A formanda Cleyce Anambé é a primeira mulher indígena a concluir o curso de direito da Universidade Federal do Pará (UFPA). Na quarta-feira (13), ela defendeu o Trabalho de Conclusão de Curso (TCC) sobre a violação dos direitos humanos indígenas no período da ditadura militar no Brasil. “Foi uma vitória, depois de tantas dificuldades enfrentadas durante a graduação, finalmente, consegui”, comentou.
O povo Anambé, segundo Cleyce, vive às margens do rio Cairari, nas proximidades da vila Elim, zona rural de Moju, no nordeste do Pará. Cleyce contou que ingressou na universidade pública pelo Processo Seletivo Especial (PSE), em 2013, e saiu de Moju para viver em Belém, distante cerca de 125 quilômetros dos parentes indígenas. Desde então, ela casou e teve uma filha, que está com três meses atualmente. “A trajetória na faculdade é muito difícil, tive que largar tudo e a minha família quando vim para Belém, não conhecia nada aqui, o primeiro ano foi bastante difícil quando morei sozinha”, disse.
A estudante recebe o auxílio permanência da instituição, concedido a indígenas e quilombolas. “É uma luta, mas a UFPA é uma verdadeira mãe, o auxílio é extremamente necessário”. Em 2018, o governo federal anunciou 2,5 mil vagas de bolsa permanência. Indígenas e quilombolas consideraram o número insuficiente e bloquearam a entrada do Palácio do Planalto, em Brasília, em protesto.
Pesquisa
Sobre o trabalho, Cleyce explicou que tratou sobre justiça de transição e a violação dos direitos indígenas durante a ditadura. “O trabalho levou dois semestres, por conta da gravidez, e eu tive que conciliar as duas coisas. Me identifico muito com o tema, fiquei bastante feliz com o resultado e a nota excelente”, contou.
O TCC é um estudo teórico de análise documental que aborda dois documentos que trouxeram informações sobre violações no período da ditadura – o ‘Relatório Figueiredo’, documento que ficou desaparecido durante 45 anos e foi encontrado em 2013; e o relatório da Comissão Nacional da Verdade, divulgado em 2014.

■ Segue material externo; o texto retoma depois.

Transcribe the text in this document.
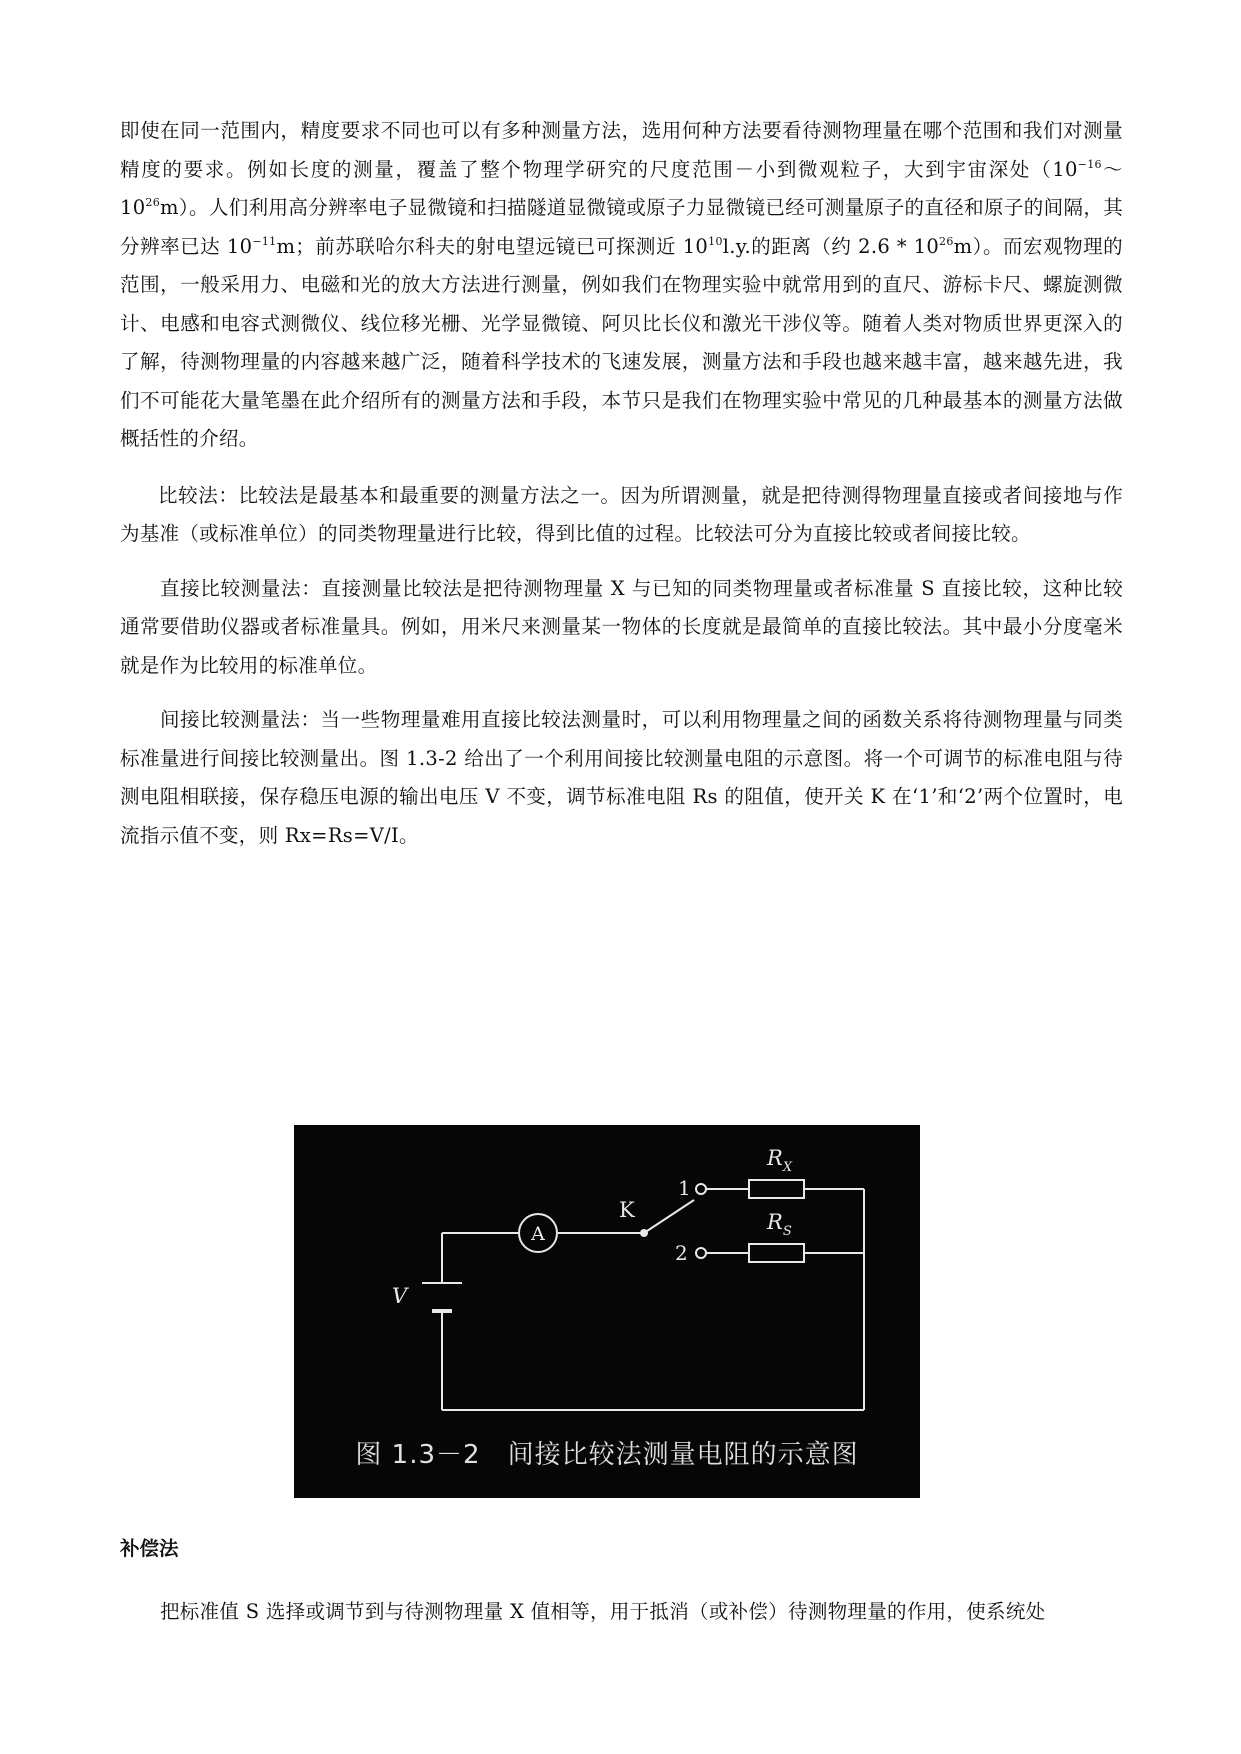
即使在同一范围内，精度要求不同也可以有多种测量方法，选用何种方法要看待测物理量在哪个范围和我们对测量精度的要求。例如长度的测量，覆盖了整个物理学研究的尺度范围－小到微观粒子，大到宇宙深处$(10^{-16}\sim 10^{26}m)$。人们利用高分辨率电子显微镜和扫描隧道显微镜或原子力显微镜已经可测量原子的直径和原子的间隔，其分辨率已达 $10^{-11}m$；前苏联哈尔科夫的射电望远镜已可探测近 $10^{10}l.y$.的距离（约 $2.6 * 10^{26}m$）。而宏观物理的范围，一般采用力、电磁和光的放大方法进行测量，例如我们在物理实验中就常用到的直尺、游标卡尺、螺旋测微计、电感和电容式测微仪、线位移光栅、光学显微镜、阿贝比长仪和激光干涉仪等。随着人类对物质世界更深入的了解，待测物理量的内容越来越广泛，随着科学技术的飞速发展，测量方法和手段也越来越丰富，越来越先进，我们不可能花大量笔墨在此介绍所有的测量方法和手段，本节只是我们在物理实验中常见的几种最基本的测量方法做概括性的介绍。

比较法：比较法是最基本和最重要的测量方法之一。因为所谓测量，就是把待测得物理量直接或者间接地与作为基准（或标准单位）的同类物理量进行比较，得到比值的过程。比较法可分为直接比较或者间接比较。

直接比较测量法：直接测量比较法是把待测物理量 X 与已知的同类物理量或者标准量 S 直接比较，这种比较通常要借助仪器或者标准量具。例如，用米尺来测量某一物体的长度就是最简单的直接比较法。其中最小分度毫米就是作为比较用的标准单位。

间接比较测量法：当一些物理量难用直接比较法测量时，可以利用物理量之间的函数关系将待测物理量与同类标准量进行间接比较测量出。图 1.3-2 给出了一个利用间接比较测量电阻的示意图。将一个可调节的标准电阻与待测电阻相联接，保存稳压电源的输出电压 V 不变，调节标准电阻 Rs 的阻值，使开关 K 在‘1’和‘2’两个位置时，电流指示值不变，则 Rx=Rs=V/I。

A
K
1
2
$R_X$
$R_S$
V
图 1.3－2　间接比较法测量电阻的示意图
补偿法

把标准值 S 选择或调节到与待测物理量 X 值相等，用于抵消（或补偿）待测物理量的作用，使系统处
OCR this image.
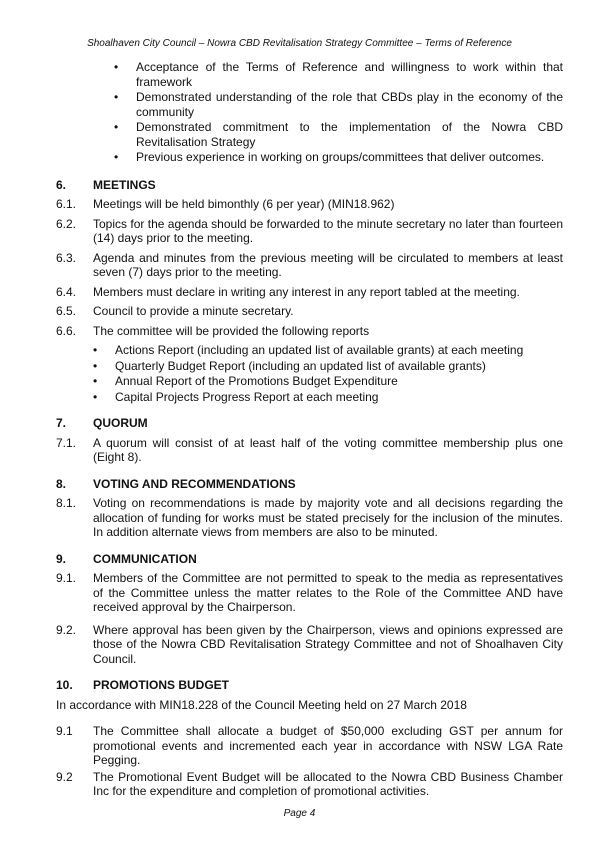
Shoalhaven City Council – Nowra CBD Revitalisation Strategy Committee – Terms of Reference
•	Acceptance of the Terms of Reference and willingness to work within that framework
•	Demonstrated understanding of the role that CBDs play in the economy of the community
•	Demonstrated commitment to the implementation of the Nowra CBD Revitalisation Strategy
•	Previous experience in working on groups/committees that deliver outcomes.
6.	MEETINGS
6.1.	Meetings will be held bimonthly (6 per year) (MIN18.962)
6.2.	Topics for the agenda should be forwarded to the minute secretary no later than fourteen (14) days prior to the meeting.
6.3.	Agenda and minutes from the previous meeting will be circulated to members at least seven (7) days prior to the meeting.
6.4.	Members must declare in writing any interest in any report tabled at the meeting.
6.5.	Council to provide a minute secretary.
6.6.	The committee will be provided the following reports
•	Actions Report (including an updated list of available grants) at each meeting
•	Quarterly Budget Report (including an updated list of available grants)
•	Annual Report of the Promotions Budget Expenditure
•	Capital Projects Progress Report at each meeting
7.	QUORUM
7.1.	A quorum will consist of at least half of the voting committee membership plus one (Eight 8).
8.	VOTING AND RECOMMENDATIONS
8.1.	Voting on recommendations is made by majority vote and all decisions regarding the allocation of funding for works must be stated precisely for the inclusion of the minutes. In addition alternate views from members are also to be minuted.
9.	COMMUNICATION
9.1.	Members of the Committee are not permitted to speak to the media as representatives of the Committee unless the matter relates to the Role of the Committee AND have received approval by the Chairperson.
9.2.	Where approval has been given by the Chairperson, views and opinions expressed are those of the Nowra CBD Revitalisation Strategy Committee and not of Shoalhaven City Council.
10.	PROMOTIONS BUDGET
In accordance with MIN18.228 of the Council Meeting held on 27 March 2018
9.1	The Committee shall allocate a budget of $50,000 excluding GST per annum for promotional events and incremented each year in accordance with NSW LGA Rate Pegging.
9.2	The Promotional Event Budget will be allocated to the Nowra CBD Business Chamber Inc for the expenditure and completion of promotional activities.
Page 4
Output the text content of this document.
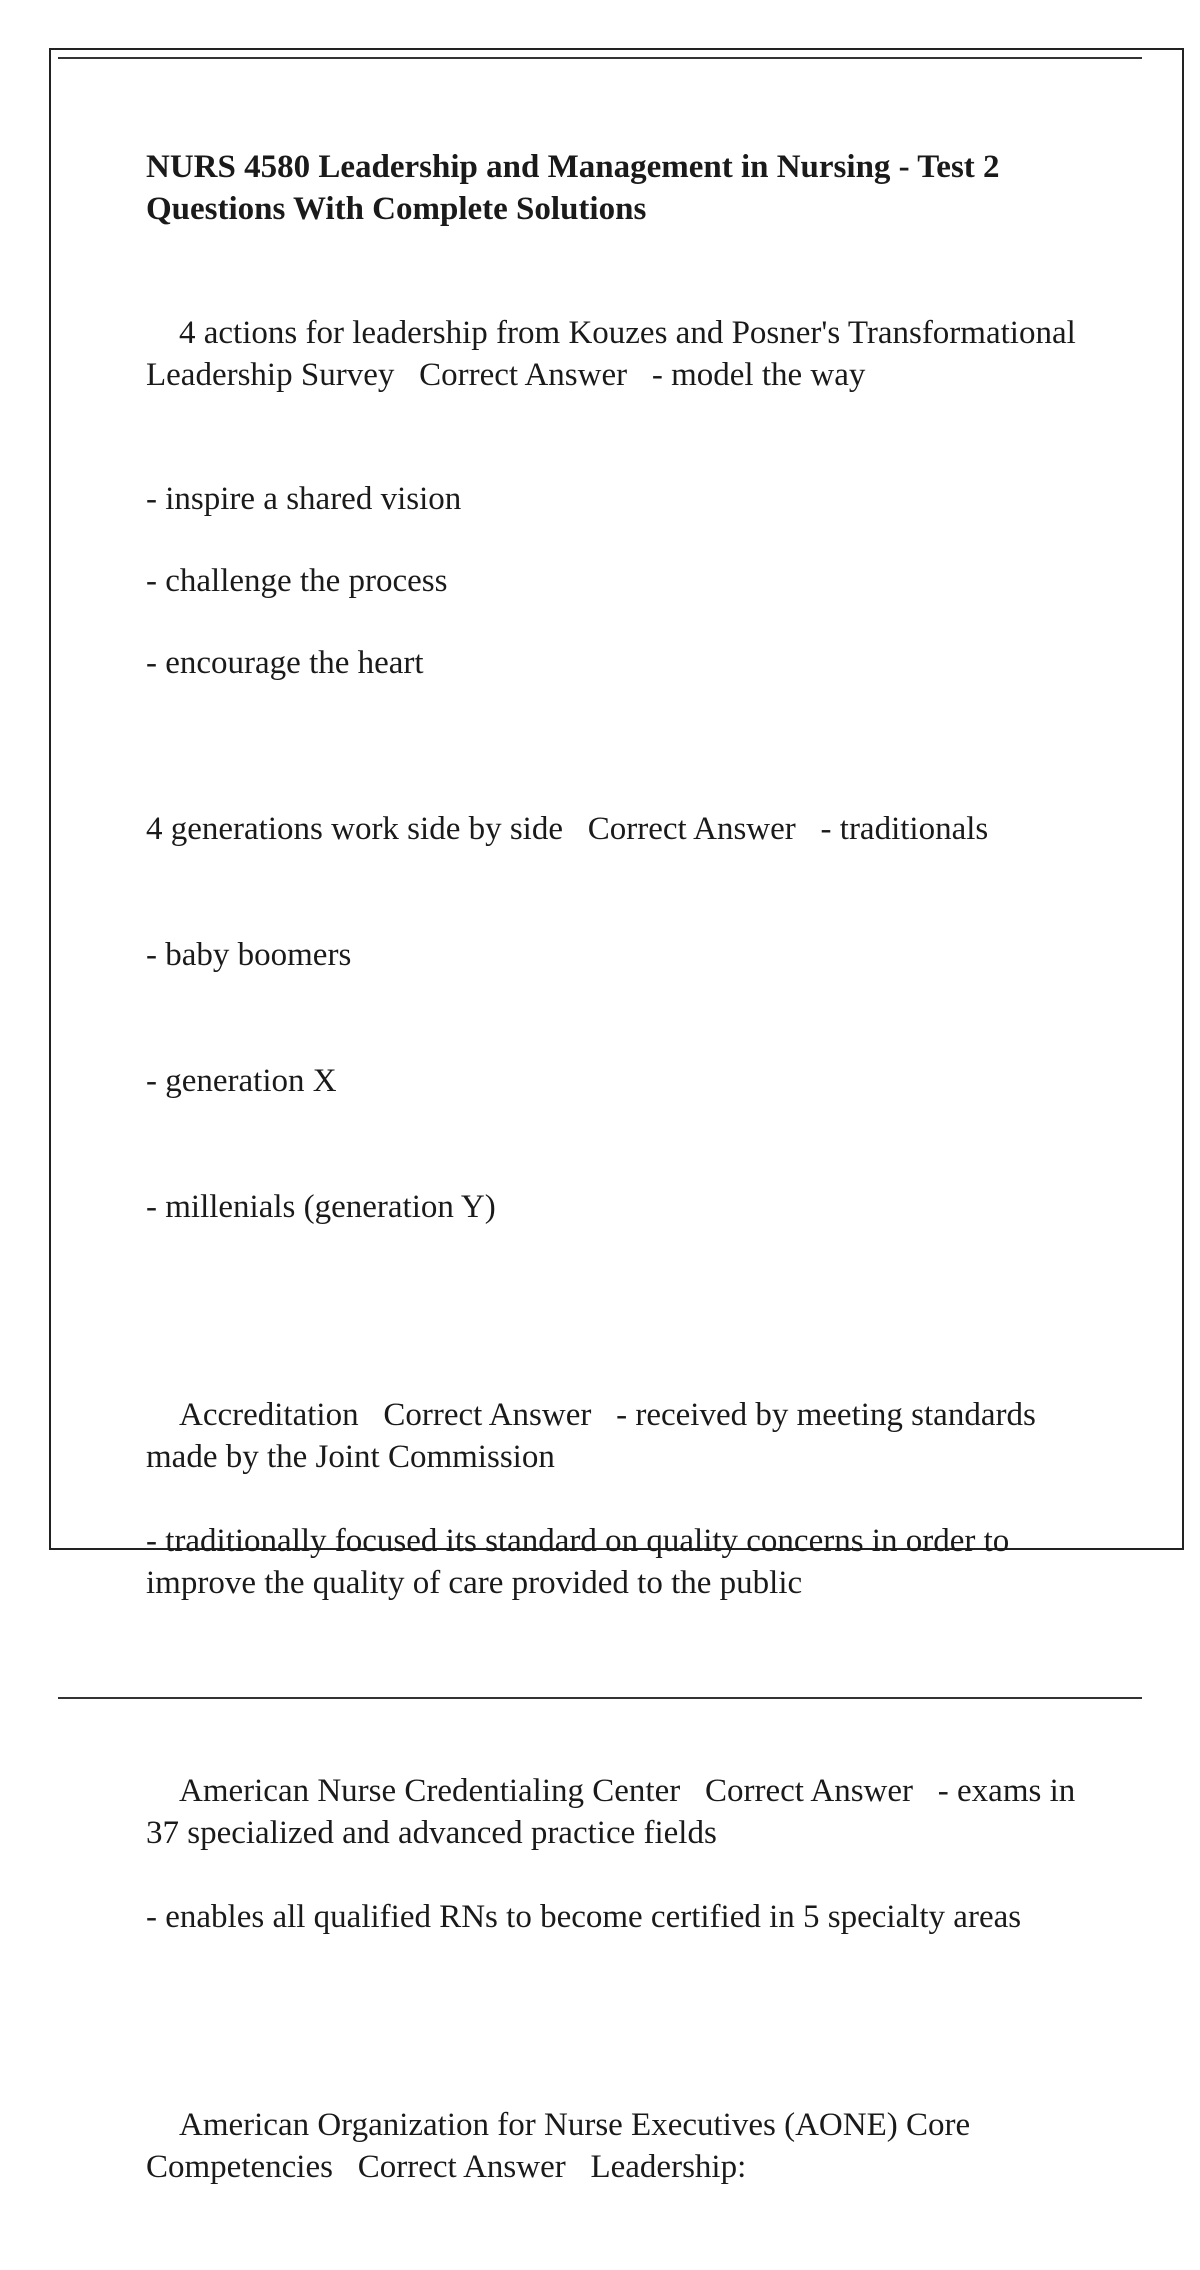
NURS 4580 Leadership and Management in Nursing - Test 2 Questions With Complete Solutions

4 actions for leadership from Kouzes and Posner's Transformational Leadership Survey Correct Answer - model the way

- inspire a shared vision
- challenge the process
- encourage the heart

4 generations work side by side Correct Answer - traditionals

- baby boomers

- generation X

- millenials (generation Y)

Accreditation Correct Answer - received by meeting standards made by the Joint Commission

- traditionally focused its standard on quality concerns in order to improve the quality of care provided to the public

American Nurse Credentialing Center Correct Answer - exams in 37 specialized and advanced practice fields

- enables all qualified RNs to become certified in 5 specialty areas

American Organization for Nurse Executives (AONE) Core Competencies Correct Answer Leadership:
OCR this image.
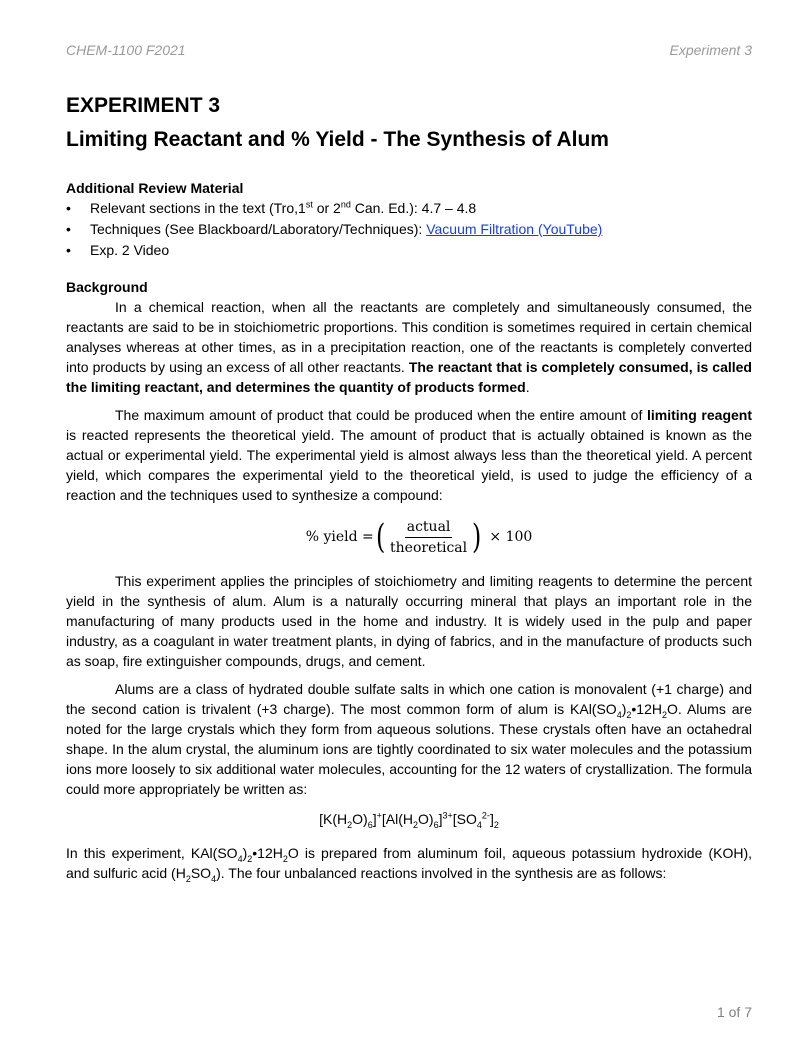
CHEM-1100 F2021	Experiment 3
EXPERIMENT 3
Limiting Reactant and % Yield - The Synthesis of Alum
Additional Review Material
• Relevant sections in the text (Tro,1st or 2nd Can. Ed.): 4.7 – 4.8
• Techniques (See Blackboard/Laboratory/Techniques): Vacuum Filtration (YouTube)
• Exp. 2 Video
Background

In a chemical reaction, when all the reactants are completely and simultaneously consumed, the reactants are said to be in stoichiometric proportions. This condition is sometimes required in certain chemical analyses whereas at other times, as in a precipitation reaction, one of the reactants is completely converted into products by using an excess of all other reactants. The reactant that is completely consumed, is called the limiting reactant, and determines the quantity of products formed.

The maximum amount of product that could be produced when the entire amount of limiting reagent is reacted represents the theoretical yield. The amount of product that is actually obtained is known as the actual or experimental yield. The experimental yield is almost always less than the theoretical yield. A percent yield, which compares the experimental yield to the theoretical yield, is used to judge the efficiency of a reaction and the techniques used to synthesize a compound:

% yield = ( $\frac{\text{actual}}{\text{theoretical}}$ ) × 100

This experiment applies the principles of stoichiometry and limiting reagents to determine the percent yield in the synthesis of alum. Alum is a naturally occurring mineral that plays an important role in the manufacturing of many products used in the home and industry. It is widely used in the pulp and paper industry, as a coagulant in water treatment plants, in dying of fabrics, and in the manufacture of products such as soap, fire extinguisher compounds, drugs, and cement.

Alums are a class of hydrated double sulfate salts in which one cation is monovalent (+1 charge) and the second cation is trivalent (+3 charge). The most common form of alum is $KAl(SO_4)_2•12H_2O$. Alums are noted for the large crystals which they form from aqueous solutions. These crystals often have an octahedral shape. In the alum crystal, the aluminum ions are tightly coordinated to six water molecules and the potassium ions more loosely to six additional water molecules, accounting for the 12 waters of crystallization. The formula could more appropriately be written as:

$[K(H_2O)_6]^+[Al(H_2O)_6]^{3+}[SO_4^{2-}]_2$

In this experiment, $KAl(SO_4)_2•12H_2O$ is prepared from aluminum foil, aqueous potassium hydroxide (KOH), and sulfuric acid $(H_2SO_4)$. The four unbalanced reactions involved in the synthesis are as follows:

1 of 7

“Ambos os documentos mostram diversas atrocidades que causaram genocídio de comunidades indígenas, e a partir disso, defendi que as violações não só acometeram a pessoa indígena, mas ao patrimônio também. Por fim, inclui a questão da justiça de transição que fala de quatro pilares – o direito à memória, verdade, justiça, e reparação”, explicou.
Inclusão
Para a professora de direito Eliane Moreira, orientadora de Cleyce, o trabalho é um grande avanço. “Ela trouxe um trabalho belíssimo, que veio do inconformismo com a necessidade de se ter no Brasil novos momentos de direitos realmente assegurados, um trabalho cientificamente muito sólido, de uma mulher que enfrentou muitas dificuldades e que coroa todos os esforços da faculdade em assegurar a inclusão de estudantes indígenas”, afirmou.
Em 2017, o primeiro aluno indígena concluiu o curso de direito da UFPA. Alan Tembé, da comunidade Tembé, disse como bacharel na cerimônia do diploma que sonhava em passar na prova da Ordem dos Advogados do Brasil (OAB).